The first time I saw a natural gas flare in the oilfield was in 2015. Our team at Environmental Defense Fund was beginning to study methane emissions and collaborate with companies to solve the problem. Early one morning, we loaded into a van with industry collaborators and technology entrepreneurs, venturing out into the Eagle Ford Shale in south Texas.
Outside the van windows, flares dotted the landscape. A company representative explained that natural gas, or methane, was being burned on the spot rather than sent on for productive use in the economy. Why? Because there was no infrastructure in place to handle the gas coming from the region’s wells, most of which were built to produce only oil for market.
The good news, he explained, was that the problem was just temporary. Infrastructure would soon catch up with oil well drilling. The flares would soon be extinguished for good.
But more than five years later, flares are still burning nonstop.
In fact, the flaring problem has only gotten worse, especially in the Permian Basin. In Texas alone, a trillion cubic feet of natural gas has been flared since 2013 — enough to meet the household needs of Texans for three years. And because flares are often either unlit or only partially combusting the gas they channel to the sky, flaring is one of the largest contributors of methane emissions to the atmosphere.
This waste destroys shareholder value and pollutes the environment, but it can be stopped. That’s why it’s so important and encouraging that investor and business leaders are using their voices to call for an end to flaring — exhibit A of a material ESG issue in the energy sector.
BP, Shell and investment giants call for Texas zero flaring regulations. Will others follow? Share on XLeading investors speak up
Every institutional investor facing ESG challenges while choosing to remain invested in oil and gas has a responsibility to take an active part in the solution to problems like flaring. Fortunately, it’s starting to happen now.
Last week, three leading firms — including top-20 global asset manager Legal & General, Wall Street titan AllianceBernstein and the public pension fund CalSTRS — urged the Texas Railroad Commission to regulate an end to routine flaring by 2025. In response to the RRC’s very incomplete initial steps, the investors emphasized that “strong and effective regulatory action…is essential to build stakeholder confidence and solve this challenge across industry.”

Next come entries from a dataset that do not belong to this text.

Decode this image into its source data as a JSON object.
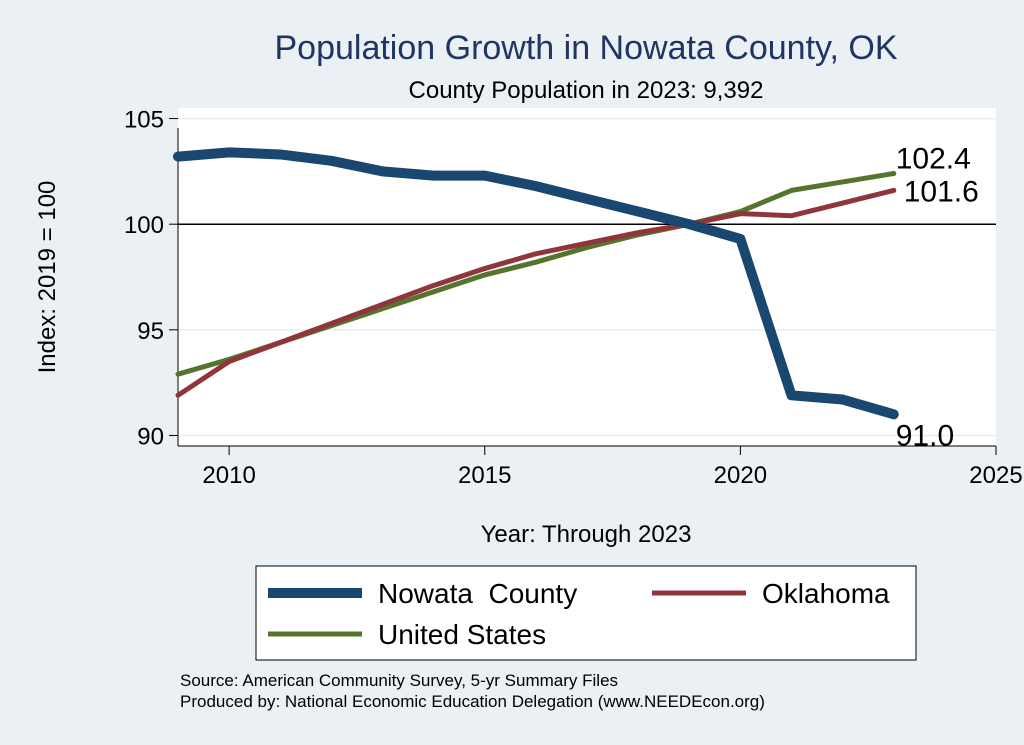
{
  "chart_data": {
    "type": "line",
    "title": "Population Growth in Nowata County, OK",
    "subtitle": "County Population in 2023: 9,392",
    "xlabel": "Year: Through 2023",
    "ylabel": "Index: 2019 = 100",
    "xlim": [
      2009,
      2025
    ],
    "ylim": [
      89.5,
      105.5
    ],
    "xticks": [
      2010,
      2015,
      2020,
      2025
    ],
    "yticks": [
      90,
      95,
      100,
      105
    ],
    "reference_line": 100,
    "x": [
      2009,
      2010,
      2011,
      2012,
      2013,
      2014,
      2015,
      2016,
      2017,
      2018,
      2019,
      2020,
      2021,
      2022,
      2023
    ],
    "series": [
      {
        "name": "Nowata  County",
        "color": "#1a476f",
        "values": [
          103.2,
          103.4,
          103.3,
          103.0,
          102.5,
          102.3,
          102.3,
          101.8,
          101.2,
          100.6,
          100.0,
          99.3,
          91.9,
          91.7,
          91.0
        ],
        "end_label": "91.0"
      },
      {
        "name": "Oklahoma",
        "color": "#90353b",
        "values": [
          91.9,
          93.5,
          94.4,
          95.3,
          96.2,
          97.1,
          97.9,
          98.6,
          99.1,
          99.6,
          100.0,
          100.5,
          100.4,
          101.0,
          101.6
        ],
        "end_label": "101.6"
      },
      {
        "name": "United States",
        "color": "#55752f",
        "values": [
          92.9,
          93.6,
          94.4,
          95.2,
          96.0,
          96.8,
          97.6,
          98.2,
          98.9,
          99.5,
          100.0,
          100.6,
          101.6,
          102.0,
          102.4
        ],
        "end_label": "102.4"
      }
    ],
    "legend": {
      "position": "bottom",
      "entries": [
        "Nowata  County",
        "Oklahoma",
        "United States"
      ]
    },
    "grid": true
  },
  "footer": {
    "source": "Source: American Community Survey, 5-yr Summary Files",
    "produced_by": "Produced by: National Economic Education Delegation (www.NEEDEcon.org)"
  }
}
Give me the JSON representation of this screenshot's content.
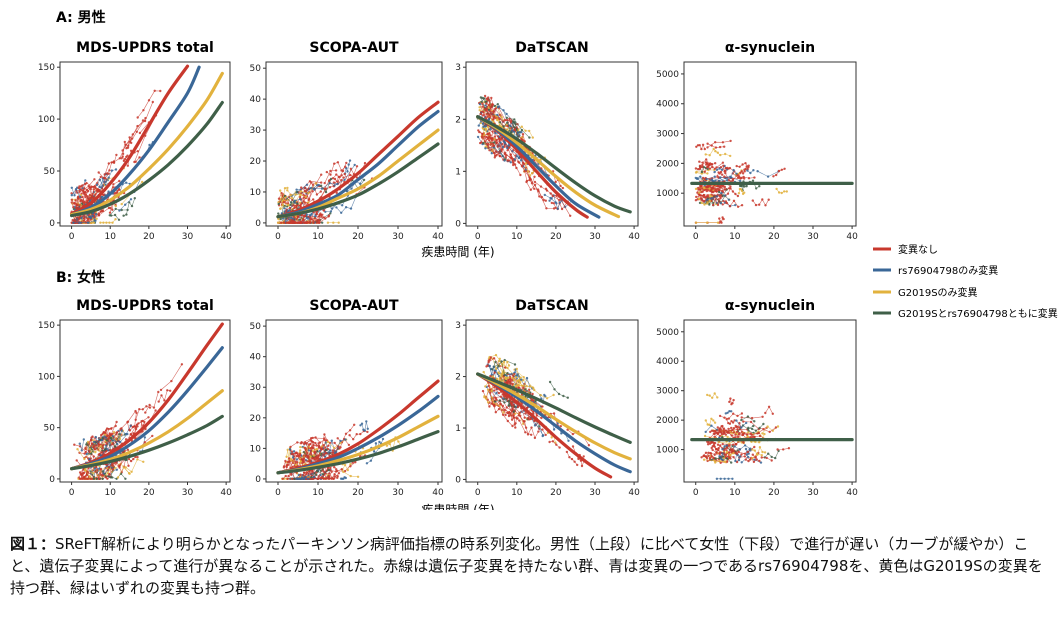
{
  "sections": [
    {
      "label": "A: 男性",
      "xlabel": "疾患時間 (年)"
    },
    {
      "label": "B: 女性",
      "xlabel": "疾患時間 (年)"
    }
  ],
  "legend": {
    "entries": [
      {
        "label": "変異なし",
        "color": "#c8382d"
      },
      {
        "label": "rs76904798のみ変異",
        "color": "#3a6797"
      },
      {
        "label": "G2019Sのみ変異",
        "color": "#e2b23d"
      },
      {
        "label": "G2019Sとrs76904798ともに変異",
        "color": "#3f5f48"
      }
    ]
  },
  "caption": {
    "lead": "図１：",
    "body": "SReFT解析により明らかとなったパーキンソン病評価指標の時系列変化。男性（上段）に比べて女性（下段）で進行が遅い（カーブが緩やか）こと、遺伝子変異によって進行が異なることが示された。赤線は遺伝子変異を持たない群、青は変異の一つであるrs76904798を、黄色はG2019Sの変異を持つ群、緑はいずれの変異も持つ群。"
  },
  "chart_data": [
    {
      "panel": "A",
      "type": "line",
      "title": "MDS-UPDRS total",
      "xlim": [
        -3,
        41
      ],
      "ylim": [
        -3,
        155
      ],
      "xticks": [
        0,
        10,
        20,
        30,
        40
      ],
      "yticks": [
        0,
        50,
        100,
        150
      ],
      "series": [
        {
          "name": "変異なし",
          "x": [
            0,
            5,
            10,
            15,
            20,
            25,
            30
          ],
          "values": [
            9,
            19,
            38,
            63,
            94,
            125,
            151
          ]
        },
        {
          "name": "rs76904798のみ変異",
          "x": [
            0,
            5,
            10,
            15,
            20,
            25,
            30,
            33
          ],
          "values": [
            8,
            15,
            28,
            47,
            70,
            97,
            125,
            150
          ]
        },
        {
          "name": "G2019Sのみ変異",
          "x": [
            0,
            5,
            10,
            15,
            20,
            25,
            30,
            35,
            39
          ],
          "values": [
            8,
            13,
            22,
            35,
            52,
            71,
            93,
            118,
            144
          ]
        },
        {
          "name": "G2019Sとrs76904798ともに変異",
          "x": [
            0,
            5,
            10,
            15,
            20,
            25,
            30,
            35,
            39
          ],
          "values": [
            7,
            11,
            18,
            28,
            41,
            56,
            74,
            95,
            116
          ]
        }
      ]
    },
    {
      "panel": "A",
      "type": "line",
      "title": "SCOPA-AUT",
      "xlim": [
        -3,
        41
      ],
      "ylim": [
        -1,
        52
      ],
      "xticks": [
        0,
        10,
        20,
        30,
        40
      ],
      "yticks": [
        0,
        10,
        20,
        30,
        40,
        50
      ],
      "series": [
        {
          "name": "変異なし",
          "x": [
            0,
            5,
            10,
            15,
            20,
            25,
            30,
            35,
            40
          ],
          "values": [
            2,
            4,
            7,
            11,
            16,
            22,
            28,
            34,
            39
          ]
        },
        {
          "name": "rs76904798のみ変異",
          "x": [
            0,
            5,
            10,
            15,
            20,
            25,
            30,
            35,
            40
          ],
          "values": [
            2,
            3.5,
            6,
            9,
            14,
            19,
            25,
            31,
            36
          ]
        },
        {
          "name": "G2019Sのみ変異",
          "x": [
            0,
            5,
            10,
            15,
            20,
            25,
            30,
            35,
            40
          ],
          "values": [
            2,
            3,
            5,
            8,
            11,
            15,
            20,
            25,
            30
          ]
        },
        {
          "name": "G2019Sとrs76904798ともに変異",
          "x": [
            0,
            5,
            10,
            15,
            20,
            25,
            30,
            35,
            40
          ],
          "values": [
            2,
            3,
            4.5,
            6.5,
            9,
            12.5,
            16.5,
            21,
            25.5
          ]
        }
      ]
    },
    {
      "panel": "A",
      "type": "line",
      "title": "DaTSCAN",
      "xlim": [
        -3,
        41
      ],
      "ylim": [
        -0.05,
        3.1
      ],
      "xticks": [
        0,
        10,
        20,
        30,
        40
      ],
      "yticks": [
        0,
        1,
        2,
        3
      ],
      "series": [
        {
          "name": "変異なし",
          "x": [
            0,
            5,
            10,
            15,
            20,
            25,
            28
          ],
          "values": [
            2.05,
            1.78,
            1.42,
            1.0,
            0.6,
            0.27,
            0.12
          ]
        },
        {
          "name": "rs76904798のみ変異",
          "x": [
            0,
            5,
            10,
            15,
            20,
            25,
            31
          ],
          "values": [
            2.05,
            1.8,
            1.48,
            1.1,
            0.72,
            0.38,
            0.12
          ]
        },
        {
          "name": "G2019Sのみ変異",
          "x": [
            0,
            5,
            10,
            15,
            20,
            25,
            30,
            36
          ],
          "values": [
            2.05,
            1.82,
            1.55,
            1.23,
            0.9,
            0.6,
            0.35,
            0.13
          ]
        },
        {
          "name": "G2019Sとrs76904798ともに変異",
          "x": [
            0,
            5,
            10,
            15,
            20,
            25,
            30,
            35,
            39
          ],
          "values": [
            2.05,
            1.85,
            1.62,
            1.35,
            1.06,
            0.78,
            0.53,
            0.33,
            0.22
          ]
        }
      ]
    },
    {
      "panel": "A",
      "type": "line",
      "title": "α-synuclein",
      "xlim": [
        -3,
        41
      ],
      "ylim": [
        -100,
        5400
      ],
      "xticks": [
        0,
        10,
        20,
        30,
        40
      ],
      "yticks": [
        1000,
        2000,
        3000,
        4000,
        5000
      ],
      "series": [
        {
          "name": "G2019Sとrs76904798ともに変異",
          "x": [
            -1,
            40
          ],
          "values": [
            1330,
            1330
          ]
        }
      ]
    },
    {
      "panel": "B",
      "type": "line",
      "title": "MDS-UPDRS total",
      "xlim": [
        -3,
        41
      ],
      "ylim": [
        -3,
        155
      ],
      "xticks": [
        0,
        10,
        20,
        30,
        40
      ],
      "yticks": [
        0,
        50,
        100,
        150
      ],
      "series": [
        {
          "name": "変異なし",
          "x": [
            0,
            5,
            10,
            15,
            20,
            25,
            30,
            35,
            39
          ],
          "values": [
            10,
            16,
            25,
            38,
            55,
            77,
            103,
            130,
            151
          ]
        },
        {
          "name": "rs76904798のみ変異",
          "x": [
            0,
            5,
            10,
            15,
            20,
            25,
            30,
            35,
            39
          ],
          "values": [
            10,
            15,
            22,
            33,
            47,
            65,
            86,
            109,
            128
          ]
        },
        {
          "name": "G2019Sのみ変異",
          "x": [
            0,
            5,
            10,
            15,
            20,
            25,
            30,
            35,
            39
          ],
          "values": [
            10,
            14,
            19,
            26,
            35,
            46,
            59,
            74,
            86
          ]
        },
        {
          "name": "G2019Sとrs76904798ともに変異",
          "x": [
            0,
            5,
            10,
            15,
            20,
            25,
            30,
            35,
            39
          ],
          "values": [
            10,
            13,
            17,
            22,
            28,
            35,
            43,
            52,
            61
          ]
        }
      ]
    },
    {
      "panel": "B",
      "type": "line",
      "title": "SCOPA-AUT",
      "xlim": [
        -3,
        41
      ],
      "ylim": [
        -1,
        52
      ],
      "xticks": [
        0,
        10,
        20,
        30,
        40
      ],
      "yticks": [
        0,
        10,
        20,
        30,
        40,
        50
      ],
      "series": [
        {
          "name": "変異なし",
          "x": [
            0,
            5,
            10,
            15,
            20,
            25,
            30,
            35,
            40
          ],
          "values": [
            2,
            3.5,
            5.5,
            8,
            11.5,
            16,
            21,
            26.5,
            32
          ]
        },
        {
          "name": "rs76904798のみ変異",
          "x": [
            0,
            5,
            10,
            15,
            20,
            25,
            30,
            35,
            40
          ],
          "values": [
            2,
            3.2,
            5,
            7,
            10,
            13.5,
            17.5,
            22,
            27
          ]
        },
        {
          "name": "G2019Sのみ変異",
          "x": [
            0,
            5,
            10,
            15,
            20,
            25,
            30,
            35,
            40
          ],
          "values": [
            2,
            3,
            4.3,
            6,
            8,
            10.5,
            13.5,
            17,
            20.5
          ]
        },
        {
          "name": "G2019Sとrs76904798ともに変異",
          "x": [
            0,
            5,
            10,
            15,
            20,
            25,
            30,
            35,
            40
          ],
          "values": [
            2,
            2.8,
            3.8,
            5,
            6.5,
            8.3,
            10.5,
            13,
            15.5
          ]
        }
      ]
    },
    {
      "panel": "B",
      "type": "line",
      "title": "DaTSCAN",
      "xlim": [
        -3,
        41
      ],
      "ylim": [
        -0.05,
        3.1
      ],
      "xticks": [
        0,
        10,
        20,
        30,
        40
      ],
      "yticks": [
        0,
        1,
        2,
        3
      ],
      "series": [
        {
          "name": "変異なし",
          "x": [
            0,
            5,
            10,
            15,
            20,
            25,
            30,
            34
          ],
          "values": [
            2.05,
            1.8,
            1.5,
            1.17,
            0.82,
            0.5,
            0.22,
            0.05
          ]
        },
        {
          "name": "rs76904798のみ変異",
          "x": [
            0,
            5,
            10,
            15,
            20,
            25,
            30,
            35,
            39
          ],
          "values": [
            2.05,
            1.84,
            1.6,
            1.33,
            1.04,
            0.75,
            0.5,
            0.28,
            0.15
          ]
        },
        {
          "name": "G2019Sのみ変異",
          "x": [
            0,
            5,
            10,
            15,
            20,
            25,
            30,
            35,
            39
          ],
          "values": [
            2.05,
            1.86,
            1.65,
            1.42,
            1.17,
            0.93,
            0.71,
            0.52,
            0.4
          ]
        },
        {
          "name": "G2019Sとrs76904798ともに変異",
          "x": [
            0,
            5,
            10,
            15,
            20,
            25,
            30,
            35,
            39
          ],
          "values": [
            2.05,
            1.9,
            1.74,
            1.57,
            1.39,
            1.2,
            1.02,
            0.85,
            0.72
          ]
        }
      ]
    },
    {
      "panel": "B",
      "type": "line",
      "title": "α-synuclein",
      "xlim": [
        -3,
        41
      ],
      "ylim": [
        -100,
        5400
      ],
      "xticks": [
        0,
        10,
        20,
        30,
        40
      ],
      "yticks": [
        1000,
        2000,
        3000,
        4000,
        5000
      ],
      "series": [
        {
          "name": "G2019Sとrs76904798ともに変異",
          "x": [
            -1,
            40
          ],
          "values": [
            1340,
            1340
          ]
        }
      ]
    }
  ]
}
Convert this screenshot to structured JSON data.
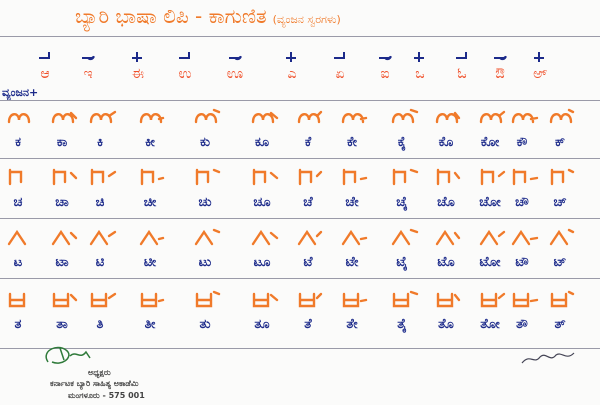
{
  "title": "ಬ್ಯಾರಿ ಭಾಷಾ ಲಿಪಿ - ಕಾಗುಣಿತ",
  "subtitle": "(ವ್ಯಂಜನ ಸ್ವರಗಳು)",
  "vowel_signs": [
    "ಆ",
    "ಇ",
    "ಈ",
    "ಉ",
    "ಊ",
    "ಎ",
    "ಏ",
    "ಐ",
    "ಒ",
    "ಓ",
    "ಔ",
    "ಅ್"
  ],
  "consonant_label": "ವ್ಯಂಜನ+",
  "rows": [
    {
      "kannada": [
        "ಕ",
        "ಕಾ",
        "ಕಿ",
        "ಕೀ",
        "ಕು",
        "ಕೂ",
        "ಕೆ",
        "ಕೇ",
        "ಕೈ",
        "ಕೊ",
        "ಕೋ",
        "ಕೌ",
        "ಕ್"
      ]
    },
    {
      "kannada": [
        "ಚ",
        "ಚಾ",
        "ಚಿ",
        "ಚೀ",
        "ಚು",
        "ಚೂ",
        "ಚೆ",
        "ಚೇ",
        "ಚೈ",
        "ಚೊ",
        "ಚೋ",
        "ಚೌ",
        "ಚ್"
      ]
    },
    {
      "kannada": [
        "ಟ",
        "ಟಾ",
        "ಟಿ",
        "ಟೀ",
        "ಟು",
        "ಟೂ",
        "ಟೆ",
        "ಟೇ",
        "ಟೈ",
        "ಟೊ",
        "ಟೋ",
        "ಟೌ",
        "ಟ್"
      ]
    },
    {
      "kannada": [
        "ತ",
        "ತಾ",
        "ತಿ",
        "ತೀ",
        "ತು",
        "ತೂ",
        "ತೆ",
        "ತೇ",
        "ತೈ",
        "ತೊ",
        "ತೋ",
        "ತೌ",
        "ತ್"
      ]
    }
  ],
  "stamp": {
    "line1": "ಅಧ್ಯಕ್ಷರು",
    "line2": "ಕರ್ನಾಟಕ ಬ್ಯಾರಿ ಸಾಹಿತ್ಯ ಅಕಾಡೆಮಿ",
    "line3": "ಮಂಗಳೂರು - 575 001"
  },
  "colors": {
    "byari_script": "#f07a2a",
    "kannada_script": "#1c2a8a",
    "signature": "#2f7a3a"
  }
}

Moving forward, all financial firms that still bankroll oil and gas can and should engage to leave no doubt about where they stand, and no chance for the oilfield’s most wasteful practice to remain part of business as usual. Asset managers like BlackRock, banks like Citi and private equity firms such as KKR are among those that have signaled a desire to lead on climate change and ESG. Such institutions have the opportunity — indeed, the responsibility — to walk the walk on tangible issues like flaring regulation.
Companies begin to step up
Texas regulators have virtually ignored flaring since the beginning of the shale boom. But times are changing for companies in the Lone Star State who have a business interest in addressing an industrywide problem with industrywide solutions. As Wall Street knows, strong policy is essential to build investor and public confidence at the sector level.
That’s why it’s encouraging to see that BP and Shell together endorsed the ambition of ending routine flaring in a letter to the RRC, while calling on the commission to establish regulations to make zero routine flaring a reality in a timely way. Earlier, Scott Sheffield, CEO of Pioneer Natural Resources, raised his voice on the need to eliminate flaring, as his company has showed that cutting flaring is not just for the supermajors.
The voices of other companies are necessary and welcome.
ExxonMobil reported reducing its own routine flaring at a pace that is easily consistent with eliminating routine flaring by 2025, while confirming that ending routine flaring is “within everyone’s reach.” Going forward, ExxonMobil must support regulation to ensure that vision doesn’t slip out of anyone’s grasp for 2025.
Chevron has reduced its own flaring to just 1%, well below the basin average, and stated bluntly that “routine flaring should not be a normal practice in the Permian.” Government regulations are the best way to change normal practice by all operators across the Permian, and Chevron has every reason to support strong regulations.
EOG Resources, Occidental Petroleum, Parsley Energy and Apache Corporation are among the flaring problem solvers whose leadership is needed in the regulatory conversation. ConocoPhillips has consistently lagged behind its peers in failing to responsibly support methane regulation. However, the company has recently pulled a request for 41 flaring permits in Texas and could step up on flaring regulation.
Where we go from here
Working together, regulators, companies, investors and civil society can build a cleaner energy economy that works for business and for the environment. Extinguishing routine flaring, the eyesore of the oilfield, could be a tremendous win for the environment, the industry and the state of Texas.
EDF welcomes new voices and leadership from all corners. We can solve this problem by working together.